Un lanceur d’alerte centrafricain voit son asile en France rejeté malgré l’aide de Macron
Une décision qui inquiète les défenseurs de la liberté de la presse Le journaliste Ephrem Yalike-Ngonzo, menacé pour avoir dénoncé les agissements du groupe Wagner en Centrafrique, se voit refuser l’asile en France. Pourtant, un laissez-passer lui avait été accordé pour entrer sur le territoire.

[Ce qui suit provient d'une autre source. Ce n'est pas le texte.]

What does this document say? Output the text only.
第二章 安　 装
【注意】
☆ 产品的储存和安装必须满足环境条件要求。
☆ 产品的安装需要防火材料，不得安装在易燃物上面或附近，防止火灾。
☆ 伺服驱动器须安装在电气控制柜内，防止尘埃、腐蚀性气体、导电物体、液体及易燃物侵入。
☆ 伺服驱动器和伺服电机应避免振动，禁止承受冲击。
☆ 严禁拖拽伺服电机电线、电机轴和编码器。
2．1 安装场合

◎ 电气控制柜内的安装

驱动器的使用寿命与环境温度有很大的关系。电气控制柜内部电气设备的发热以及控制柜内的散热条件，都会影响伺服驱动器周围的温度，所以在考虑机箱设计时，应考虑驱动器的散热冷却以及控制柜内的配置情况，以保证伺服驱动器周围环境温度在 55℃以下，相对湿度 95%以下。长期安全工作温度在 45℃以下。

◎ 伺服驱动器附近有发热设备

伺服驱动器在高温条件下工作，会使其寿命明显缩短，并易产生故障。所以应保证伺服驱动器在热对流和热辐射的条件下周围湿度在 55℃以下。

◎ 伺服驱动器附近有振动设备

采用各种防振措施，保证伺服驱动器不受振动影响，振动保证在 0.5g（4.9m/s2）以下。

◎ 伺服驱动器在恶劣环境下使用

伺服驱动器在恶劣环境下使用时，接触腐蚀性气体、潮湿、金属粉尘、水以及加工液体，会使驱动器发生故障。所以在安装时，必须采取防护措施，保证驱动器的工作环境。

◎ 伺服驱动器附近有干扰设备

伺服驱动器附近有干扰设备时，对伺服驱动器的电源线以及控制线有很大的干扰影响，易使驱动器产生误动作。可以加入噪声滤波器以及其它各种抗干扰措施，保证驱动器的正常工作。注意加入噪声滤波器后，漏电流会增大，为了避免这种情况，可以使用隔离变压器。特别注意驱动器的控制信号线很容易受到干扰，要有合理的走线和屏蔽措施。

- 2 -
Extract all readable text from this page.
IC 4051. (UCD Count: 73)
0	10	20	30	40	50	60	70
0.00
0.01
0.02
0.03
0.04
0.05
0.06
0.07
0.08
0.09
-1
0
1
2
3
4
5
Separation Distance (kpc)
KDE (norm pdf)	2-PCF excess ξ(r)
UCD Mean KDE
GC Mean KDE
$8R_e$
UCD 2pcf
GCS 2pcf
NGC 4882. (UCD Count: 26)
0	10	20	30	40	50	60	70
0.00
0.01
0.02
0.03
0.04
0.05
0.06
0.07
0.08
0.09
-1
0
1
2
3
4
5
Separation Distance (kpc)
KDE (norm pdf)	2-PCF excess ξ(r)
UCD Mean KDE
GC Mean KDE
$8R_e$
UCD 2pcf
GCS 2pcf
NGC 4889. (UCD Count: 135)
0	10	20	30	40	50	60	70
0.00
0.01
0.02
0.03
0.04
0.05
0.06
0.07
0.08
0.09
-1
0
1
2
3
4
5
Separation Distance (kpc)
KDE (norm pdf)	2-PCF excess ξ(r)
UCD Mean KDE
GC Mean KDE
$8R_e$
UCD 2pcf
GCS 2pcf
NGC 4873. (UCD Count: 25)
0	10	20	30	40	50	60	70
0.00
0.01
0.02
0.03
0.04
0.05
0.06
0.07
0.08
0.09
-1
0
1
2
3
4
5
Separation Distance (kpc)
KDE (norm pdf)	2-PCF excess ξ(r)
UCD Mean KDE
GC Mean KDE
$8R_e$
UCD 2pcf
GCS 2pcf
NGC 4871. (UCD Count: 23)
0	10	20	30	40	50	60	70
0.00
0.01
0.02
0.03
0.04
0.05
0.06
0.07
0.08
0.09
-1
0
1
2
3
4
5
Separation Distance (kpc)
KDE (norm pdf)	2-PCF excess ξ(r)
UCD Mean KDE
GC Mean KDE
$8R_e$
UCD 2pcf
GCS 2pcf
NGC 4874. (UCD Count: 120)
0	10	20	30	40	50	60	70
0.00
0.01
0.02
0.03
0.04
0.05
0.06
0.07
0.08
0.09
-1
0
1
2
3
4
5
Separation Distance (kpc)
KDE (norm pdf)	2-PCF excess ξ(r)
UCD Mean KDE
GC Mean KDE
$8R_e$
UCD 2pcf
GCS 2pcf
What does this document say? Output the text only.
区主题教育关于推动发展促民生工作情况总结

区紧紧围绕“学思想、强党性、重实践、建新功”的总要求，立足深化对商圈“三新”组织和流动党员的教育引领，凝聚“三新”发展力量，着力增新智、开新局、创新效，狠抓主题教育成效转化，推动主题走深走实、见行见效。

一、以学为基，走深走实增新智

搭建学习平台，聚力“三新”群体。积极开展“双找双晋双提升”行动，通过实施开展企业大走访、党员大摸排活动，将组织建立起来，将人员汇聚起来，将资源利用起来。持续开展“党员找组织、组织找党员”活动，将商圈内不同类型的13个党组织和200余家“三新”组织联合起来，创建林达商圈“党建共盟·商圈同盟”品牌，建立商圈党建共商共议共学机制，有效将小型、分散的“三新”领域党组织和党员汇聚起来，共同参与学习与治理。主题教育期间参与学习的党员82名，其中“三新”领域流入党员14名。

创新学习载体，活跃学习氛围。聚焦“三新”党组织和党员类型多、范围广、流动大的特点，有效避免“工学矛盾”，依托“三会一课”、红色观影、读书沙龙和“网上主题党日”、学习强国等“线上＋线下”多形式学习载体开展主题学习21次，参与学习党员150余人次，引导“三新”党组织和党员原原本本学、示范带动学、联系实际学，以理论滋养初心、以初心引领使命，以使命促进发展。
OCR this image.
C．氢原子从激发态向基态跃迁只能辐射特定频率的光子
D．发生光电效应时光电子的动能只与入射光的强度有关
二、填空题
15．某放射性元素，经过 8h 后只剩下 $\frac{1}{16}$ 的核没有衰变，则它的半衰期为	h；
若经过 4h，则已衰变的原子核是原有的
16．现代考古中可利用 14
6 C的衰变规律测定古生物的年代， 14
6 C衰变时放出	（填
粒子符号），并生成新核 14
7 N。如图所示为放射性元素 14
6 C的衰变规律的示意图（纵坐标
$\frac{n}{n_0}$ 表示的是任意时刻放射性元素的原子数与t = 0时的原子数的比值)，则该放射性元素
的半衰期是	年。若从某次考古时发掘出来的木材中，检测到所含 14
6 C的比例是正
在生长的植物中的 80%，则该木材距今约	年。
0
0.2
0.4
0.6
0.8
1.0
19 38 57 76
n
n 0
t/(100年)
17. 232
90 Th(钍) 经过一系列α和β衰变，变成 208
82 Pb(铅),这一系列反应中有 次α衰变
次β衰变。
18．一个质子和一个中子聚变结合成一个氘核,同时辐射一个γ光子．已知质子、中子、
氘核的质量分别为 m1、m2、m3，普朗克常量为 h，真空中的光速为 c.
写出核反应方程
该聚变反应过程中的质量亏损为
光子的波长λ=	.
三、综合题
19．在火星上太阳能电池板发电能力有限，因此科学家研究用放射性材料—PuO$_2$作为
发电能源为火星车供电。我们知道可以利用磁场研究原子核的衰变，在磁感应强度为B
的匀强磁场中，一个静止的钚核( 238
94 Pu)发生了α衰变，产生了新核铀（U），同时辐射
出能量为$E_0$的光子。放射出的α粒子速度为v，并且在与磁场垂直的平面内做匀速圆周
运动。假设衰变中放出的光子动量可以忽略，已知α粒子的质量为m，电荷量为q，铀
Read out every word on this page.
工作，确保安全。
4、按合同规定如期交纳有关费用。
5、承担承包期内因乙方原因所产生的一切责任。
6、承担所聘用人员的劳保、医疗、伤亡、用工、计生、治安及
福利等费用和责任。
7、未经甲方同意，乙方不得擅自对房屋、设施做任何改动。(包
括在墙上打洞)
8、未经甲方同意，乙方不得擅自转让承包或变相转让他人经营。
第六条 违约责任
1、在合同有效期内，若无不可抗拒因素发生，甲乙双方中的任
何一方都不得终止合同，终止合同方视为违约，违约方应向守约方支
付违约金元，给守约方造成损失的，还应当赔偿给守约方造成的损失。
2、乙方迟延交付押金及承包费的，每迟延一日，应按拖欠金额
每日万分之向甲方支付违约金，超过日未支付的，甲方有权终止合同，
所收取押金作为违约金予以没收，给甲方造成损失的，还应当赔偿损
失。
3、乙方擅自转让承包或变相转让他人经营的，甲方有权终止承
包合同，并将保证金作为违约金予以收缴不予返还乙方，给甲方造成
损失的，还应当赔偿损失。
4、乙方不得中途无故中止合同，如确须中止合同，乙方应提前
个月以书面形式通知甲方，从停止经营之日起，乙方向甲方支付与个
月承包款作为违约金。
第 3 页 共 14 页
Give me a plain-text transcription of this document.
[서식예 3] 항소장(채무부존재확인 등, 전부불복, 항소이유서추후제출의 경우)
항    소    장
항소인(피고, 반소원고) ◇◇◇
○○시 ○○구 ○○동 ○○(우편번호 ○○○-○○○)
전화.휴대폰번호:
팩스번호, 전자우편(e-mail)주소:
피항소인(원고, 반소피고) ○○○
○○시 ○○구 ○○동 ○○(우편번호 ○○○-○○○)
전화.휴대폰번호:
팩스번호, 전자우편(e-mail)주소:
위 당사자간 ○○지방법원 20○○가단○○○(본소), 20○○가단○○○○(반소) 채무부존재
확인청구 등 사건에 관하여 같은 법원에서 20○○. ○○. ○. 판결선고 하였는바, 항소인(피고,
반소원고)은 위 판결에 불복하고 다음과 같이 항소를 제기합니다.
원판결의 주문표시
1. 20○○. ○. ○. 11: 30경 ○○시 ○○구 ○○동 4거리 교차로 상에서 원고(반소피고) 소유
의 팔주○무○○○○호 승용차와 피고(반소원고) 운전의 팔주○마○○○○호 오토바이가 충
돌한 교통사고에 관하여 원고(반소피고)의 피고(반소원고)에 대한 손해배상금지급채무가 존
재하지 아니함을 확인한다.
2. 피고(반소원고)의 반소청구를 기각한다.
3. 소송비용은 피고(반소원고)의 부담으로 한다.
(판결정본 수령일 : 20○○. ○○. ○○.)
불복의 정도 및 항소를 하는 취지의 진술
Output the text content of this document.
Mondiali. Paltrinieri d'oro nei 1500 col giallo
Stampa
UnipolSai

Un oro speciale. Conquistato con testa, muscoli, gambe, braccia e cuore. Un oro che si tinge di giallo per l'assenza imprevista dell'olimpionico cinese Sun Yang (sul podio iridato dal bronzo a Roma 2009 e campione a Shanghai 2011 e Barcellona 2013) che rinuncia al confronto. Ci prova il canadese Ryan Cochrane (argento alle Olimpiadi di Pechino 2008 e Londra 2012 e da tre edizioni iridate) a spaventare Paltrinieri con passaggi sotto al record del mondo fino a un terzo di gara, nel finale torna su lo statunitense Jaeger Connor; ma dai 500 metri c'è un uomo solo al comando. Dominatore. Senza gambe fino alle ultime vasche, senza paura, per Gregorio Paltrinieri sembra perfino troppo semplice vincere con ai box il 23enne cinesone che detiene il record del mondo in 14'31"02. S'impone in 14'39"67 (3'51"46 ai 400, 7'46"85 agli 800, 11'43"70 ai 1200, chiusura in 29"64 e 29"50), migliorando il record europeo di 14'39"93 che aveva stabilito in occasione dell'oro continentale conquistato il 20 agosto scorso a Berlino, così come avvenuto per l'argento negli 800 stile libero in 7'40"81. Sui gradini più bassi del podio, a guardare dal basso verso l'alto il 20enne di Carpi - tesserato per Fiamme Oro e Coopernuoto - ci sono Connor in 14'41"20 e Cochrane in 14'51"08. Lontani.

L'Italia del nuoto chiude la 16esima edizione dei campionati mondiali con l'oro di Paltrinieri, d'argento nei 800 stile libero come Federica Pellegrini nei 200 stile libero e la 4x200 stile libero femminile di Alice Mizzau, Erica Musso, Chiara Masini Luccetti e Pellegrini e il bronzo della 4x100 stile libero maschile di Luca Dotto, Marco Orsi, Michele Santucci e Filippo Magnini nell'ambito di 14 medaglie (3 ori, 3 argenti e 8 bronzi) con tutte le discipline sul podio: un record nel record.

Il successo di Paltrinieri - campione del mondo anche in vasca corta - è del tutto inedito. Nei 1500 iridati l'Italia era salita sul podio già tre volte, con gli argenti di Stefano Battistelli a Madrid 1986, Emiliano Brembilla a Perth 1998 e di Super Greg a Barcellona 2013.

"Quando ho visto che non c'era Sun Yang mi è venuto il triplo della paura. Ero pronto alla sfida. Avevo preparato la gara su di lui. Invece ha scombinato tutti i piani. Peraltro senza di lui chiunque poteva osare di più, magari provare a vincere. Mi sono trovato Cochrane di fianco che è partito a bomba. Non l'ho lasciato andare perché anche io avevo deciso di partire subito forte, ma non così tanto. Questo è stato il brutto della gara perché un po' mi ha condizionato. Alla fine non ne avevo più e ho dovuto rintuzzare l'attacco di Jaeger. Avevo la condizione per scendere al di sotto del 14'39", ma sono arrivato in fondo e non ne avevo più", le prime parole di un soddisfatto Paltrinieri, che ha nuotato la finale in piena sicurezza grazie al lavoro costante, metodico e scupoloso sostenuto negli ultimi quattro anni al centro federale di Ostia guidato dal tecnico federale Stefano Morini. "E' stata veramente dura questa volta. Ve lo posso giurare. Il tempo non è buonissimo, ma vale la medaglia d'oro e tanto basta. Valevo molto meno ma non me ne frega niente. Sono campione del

Le parcours d’Ephrem Yalike-Ngonzo illustre les risques encourus par ceux qui osent braver les réseaux d’influence russe en Afrique. Ce journaliste centrafricain, aujourd’hui en exil en France depuis 2024, a payé un lourd tribut pour avoir révélé les mécanismes de la désinformation orchestrée par le groupe Wagner. Son engagement lui a valu des menaces de mort, le contraignant à quitter précipitamment son pays. Malgré l’intervention d’Emmanuel Macron, qui lui avait octroyé un laissez-passer pour se réfugier en France, sa demande d’asile vient d’être rejetée. Une décision que son avocat qualifie de « signal extrêmement inquiétant » pour tous ceux qui luttent contre la propagande étrangère.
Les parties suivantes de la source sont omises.